The survey found that majority of respondents (72 percent) plan to maintain their WUE enrollments at approximately the same level as last year; 24 percent intend to increase them; and only 4 percent will decrease them. Over the last five years, WUE enrollment grew an average of 6 percent per year, though 2010 to 2011 saw an 8.1 percent boost. California was the top state that WUE institutions recruited from (62 percent of the respondents said they had); also popular were Colorado (59 percent), Oregon (49 percent), and Washington (50 percent).
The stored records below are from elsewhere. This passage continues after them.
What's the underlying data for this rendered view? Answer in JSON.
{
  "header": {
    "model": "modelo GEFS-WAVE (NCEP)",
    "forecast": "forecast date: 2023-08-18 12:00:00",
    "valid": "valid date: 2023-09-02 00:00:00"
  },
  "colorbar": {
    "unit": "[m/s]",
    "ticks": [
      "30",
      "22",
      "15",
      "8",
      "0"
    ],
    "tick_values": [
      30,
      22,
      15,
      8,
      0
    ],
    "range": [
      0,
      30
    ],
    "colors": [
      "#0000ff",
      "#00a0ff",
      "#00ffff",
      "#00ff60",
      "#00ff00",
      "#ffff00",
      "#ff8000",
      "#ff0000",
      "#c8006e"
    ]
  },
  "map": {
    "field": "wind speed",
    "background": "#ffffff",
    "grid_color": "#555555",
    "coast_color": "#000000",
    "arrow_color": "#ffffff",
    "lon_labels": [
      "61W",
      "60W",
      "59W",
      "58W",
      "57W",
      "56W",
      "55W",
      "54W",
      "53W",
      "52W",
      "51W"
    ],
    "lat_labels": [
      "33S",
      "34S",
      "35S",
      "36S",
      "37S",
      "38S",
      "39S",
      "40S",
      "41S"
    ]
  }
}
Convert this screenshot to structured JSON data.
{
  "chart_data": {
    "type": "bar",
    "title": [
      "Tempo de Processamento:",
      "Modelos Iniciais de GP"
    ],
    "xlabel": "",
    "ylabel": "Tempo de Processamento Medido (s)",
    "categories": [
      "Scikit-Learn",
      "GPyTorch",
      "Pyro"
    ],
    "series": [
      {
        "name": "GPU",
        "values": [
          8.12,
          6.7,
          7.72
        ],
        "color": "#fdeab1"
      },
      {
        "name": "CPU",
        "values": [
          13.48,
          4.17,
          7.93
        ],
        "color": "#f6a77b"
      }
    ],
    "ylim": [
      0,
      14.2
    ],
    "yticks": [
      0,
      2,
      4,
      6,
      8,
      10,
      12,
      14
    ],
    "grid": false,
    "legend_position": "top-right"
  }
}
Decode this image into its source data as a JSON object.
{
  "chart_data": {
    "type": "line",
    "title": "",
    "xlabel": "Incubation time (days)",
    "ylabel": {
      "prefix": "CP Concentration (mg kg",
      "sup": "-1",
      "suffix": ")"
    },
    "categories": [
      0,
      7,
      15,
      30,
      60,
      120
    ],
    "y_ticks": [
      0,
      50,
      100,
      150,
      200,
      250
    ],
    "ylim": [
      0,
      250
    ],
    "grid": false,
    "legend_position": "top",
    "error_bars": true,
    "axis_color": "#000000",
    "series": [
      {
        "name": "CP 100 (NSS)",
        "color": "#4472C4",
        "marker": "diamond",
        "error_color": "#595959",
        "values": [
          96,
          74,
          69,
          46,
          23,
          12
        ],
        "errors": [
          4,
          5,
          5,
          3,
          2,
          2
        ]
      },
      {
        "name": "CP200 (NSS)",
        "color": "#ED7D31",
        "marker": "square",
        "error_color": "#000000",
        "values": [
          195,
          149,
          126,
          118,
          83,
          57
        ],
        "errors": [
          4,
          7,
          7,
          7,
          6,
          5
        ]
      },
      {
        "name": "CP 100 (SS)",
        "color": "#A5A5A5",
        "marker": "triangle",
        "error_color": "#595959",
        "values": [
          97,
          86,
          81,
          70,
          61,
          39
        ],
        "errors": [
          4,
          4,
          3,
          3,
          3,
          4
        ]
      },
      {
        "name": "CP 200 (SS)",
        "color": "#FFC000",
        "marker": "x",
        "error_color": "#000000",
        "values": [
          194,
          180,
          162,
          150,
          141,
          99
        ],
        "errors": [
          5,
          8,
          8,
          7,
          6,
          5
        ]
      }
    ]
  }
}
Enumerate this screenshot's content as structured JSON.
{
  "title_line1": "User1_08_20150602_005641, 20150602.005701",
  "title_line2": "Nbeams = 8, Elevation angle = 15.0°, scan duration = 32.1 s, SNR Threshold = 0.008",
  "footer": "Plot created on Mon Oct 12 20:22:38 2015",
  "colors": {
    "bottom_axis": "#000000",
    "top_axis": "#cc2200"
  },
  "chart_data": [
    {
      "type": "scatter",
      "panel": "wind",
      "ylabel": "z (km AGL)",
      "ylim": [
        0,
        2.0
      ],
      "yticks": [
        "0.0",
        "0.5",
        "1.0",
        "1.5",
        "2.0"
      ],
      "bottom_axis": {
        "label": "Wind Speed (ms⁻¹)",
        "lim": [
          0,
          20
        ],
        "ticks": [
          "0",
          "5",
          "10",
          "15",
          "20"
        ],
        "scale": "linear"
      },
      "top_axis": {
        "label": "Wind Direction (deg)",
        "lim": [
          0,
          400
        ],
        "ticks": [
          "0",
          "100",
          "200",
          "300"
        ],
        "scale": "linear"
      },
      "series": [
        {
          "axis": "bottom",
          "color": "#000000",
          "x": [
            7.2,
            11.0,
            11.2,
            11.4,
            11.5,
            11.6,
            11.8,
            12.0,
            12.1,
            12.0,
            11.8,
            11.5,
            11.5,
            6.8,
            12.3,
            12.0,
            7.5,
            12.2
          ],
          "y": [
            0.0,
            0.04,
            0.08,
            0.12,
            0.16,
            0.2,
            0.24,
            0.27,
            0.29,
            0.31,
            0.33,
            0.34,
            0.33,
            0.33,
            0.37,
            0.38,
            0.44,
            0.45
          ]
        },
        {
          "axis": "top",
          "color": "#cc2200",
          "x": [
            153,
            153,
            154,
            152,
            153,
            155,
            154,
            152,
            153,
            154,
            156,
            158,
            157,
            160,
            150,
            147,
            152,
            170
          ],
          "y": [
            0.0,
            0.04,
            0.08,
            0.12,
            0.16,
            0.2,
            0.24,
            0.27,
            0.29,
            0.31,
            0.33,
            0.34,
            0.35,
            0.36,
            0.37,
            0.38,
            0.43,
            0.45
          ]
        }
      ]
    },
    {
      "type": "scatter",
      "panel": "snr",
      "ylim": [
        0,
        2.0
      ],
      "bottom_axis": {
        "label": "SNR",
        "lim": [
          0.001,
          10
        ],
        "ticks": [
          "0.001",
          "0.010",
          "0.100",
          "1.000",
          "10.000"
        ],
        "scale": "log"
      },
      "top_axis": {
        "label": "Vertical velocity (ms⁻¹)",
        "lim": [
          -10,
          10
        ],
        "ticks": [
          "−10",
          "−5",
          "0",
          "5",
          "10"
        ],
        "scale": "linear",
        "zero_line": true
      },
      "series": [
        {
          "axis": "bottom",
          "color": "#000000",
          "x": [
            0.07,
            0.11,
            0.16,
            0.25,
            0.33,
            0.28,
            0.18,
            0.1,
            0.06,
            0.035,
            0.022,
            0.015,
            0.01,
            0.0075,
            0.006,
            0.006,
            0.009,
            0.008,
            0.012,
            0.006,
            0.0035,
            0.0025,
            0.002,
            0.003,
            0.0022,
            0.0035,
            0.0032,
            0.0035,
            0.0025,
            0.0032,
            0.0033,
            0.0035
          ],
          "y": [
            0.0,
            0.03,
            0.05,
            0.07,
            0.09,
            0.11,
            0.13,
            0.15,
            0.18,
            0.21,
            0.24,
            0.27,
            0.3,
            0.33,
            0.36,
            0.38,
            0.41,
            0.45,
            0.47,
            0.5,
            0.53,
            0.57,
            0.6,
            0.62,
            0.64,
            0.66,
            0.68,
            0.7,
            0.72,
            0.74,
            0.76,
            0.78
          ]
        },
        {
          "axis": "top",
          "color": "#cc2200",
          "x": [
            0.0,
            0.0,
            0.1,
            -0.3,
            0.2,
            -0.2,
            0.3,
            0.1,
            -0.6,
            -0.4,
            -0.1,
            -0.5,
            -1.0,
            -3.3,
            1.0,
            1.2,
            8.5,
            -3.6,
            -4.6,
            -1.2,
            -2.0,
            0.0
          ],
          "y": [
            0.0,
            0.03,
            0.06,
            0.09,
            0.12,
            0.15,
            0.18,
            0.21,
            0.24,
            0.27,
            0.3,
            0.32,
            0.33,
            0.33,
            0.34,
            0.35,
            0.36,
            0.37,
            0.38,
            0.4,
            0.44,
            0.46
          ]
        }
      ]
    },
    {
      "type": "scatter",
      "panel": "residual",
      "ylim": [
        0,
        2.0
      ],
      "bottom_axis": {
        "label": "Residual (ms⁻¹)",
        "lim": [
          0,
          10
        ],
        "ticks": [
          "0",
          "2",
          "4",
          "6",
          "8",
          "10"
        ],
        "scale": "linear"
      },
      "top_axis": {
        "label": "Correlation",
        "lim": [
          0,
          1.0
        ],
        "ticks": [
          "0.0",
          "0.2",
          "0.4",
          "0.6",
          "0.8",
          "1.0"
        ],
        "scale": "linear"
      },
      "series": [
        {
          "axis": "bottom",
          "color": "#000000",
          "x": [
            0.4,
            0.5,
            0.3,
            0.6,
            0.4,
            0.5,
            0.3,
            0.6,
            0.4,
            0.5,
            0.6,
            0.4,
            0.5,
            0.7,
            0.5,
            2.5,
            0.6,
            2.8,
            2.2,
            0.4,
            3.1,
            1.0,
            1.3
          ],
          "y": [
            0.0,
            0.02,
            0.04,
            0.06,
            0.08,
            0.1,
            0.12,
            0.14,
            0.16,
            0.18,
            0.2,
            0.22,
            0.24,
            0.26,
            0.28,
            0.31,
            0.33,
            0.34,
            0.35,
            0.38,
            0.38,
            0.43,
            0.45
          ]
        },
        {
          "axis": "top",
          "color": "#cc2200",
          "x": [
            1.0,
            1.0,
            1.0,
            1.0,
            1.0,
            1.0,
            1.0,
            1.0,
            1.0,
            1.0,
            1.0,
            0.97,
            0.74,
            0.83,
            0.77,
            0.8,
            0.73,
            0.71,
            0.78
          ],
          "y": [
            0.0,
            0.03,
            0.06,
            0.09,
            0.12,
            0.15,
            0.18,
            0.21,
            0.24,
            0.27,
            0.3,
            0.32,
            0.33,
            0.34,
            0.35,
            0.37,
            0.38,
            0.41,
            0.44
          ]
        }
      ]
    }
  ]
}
Most respondents (72 percent) make all majors available at the WUE rate; 24 percent make most of majors available. Some institutions exclude majors where there are large in-state enrollments: nursing is the most commonly excluded major. Others are kinesiology, psychology, dental hygiene, radiology, digital filmmaking (a high-cost program), biology, business, national park ranger studies, American Sign Language studies, and American Sign Language/English interpreting.
Eighty-one percent of respondents require WUE applicants to meet the same academic standards as their resident applicants; 21 percent use WUE as a merit scholarship and require applicants to meet higher academic standards than residents. Transfer students benefit from WUE too: 89 percent of respondents offer the WUE rate to them.
Online studies are also an option for WUE students: 46 percent of respondents award the WUE rate to students enrolled in fully online or hybrid programs, while 43 percent said they don’t; and 11 percent don’t offer such courses.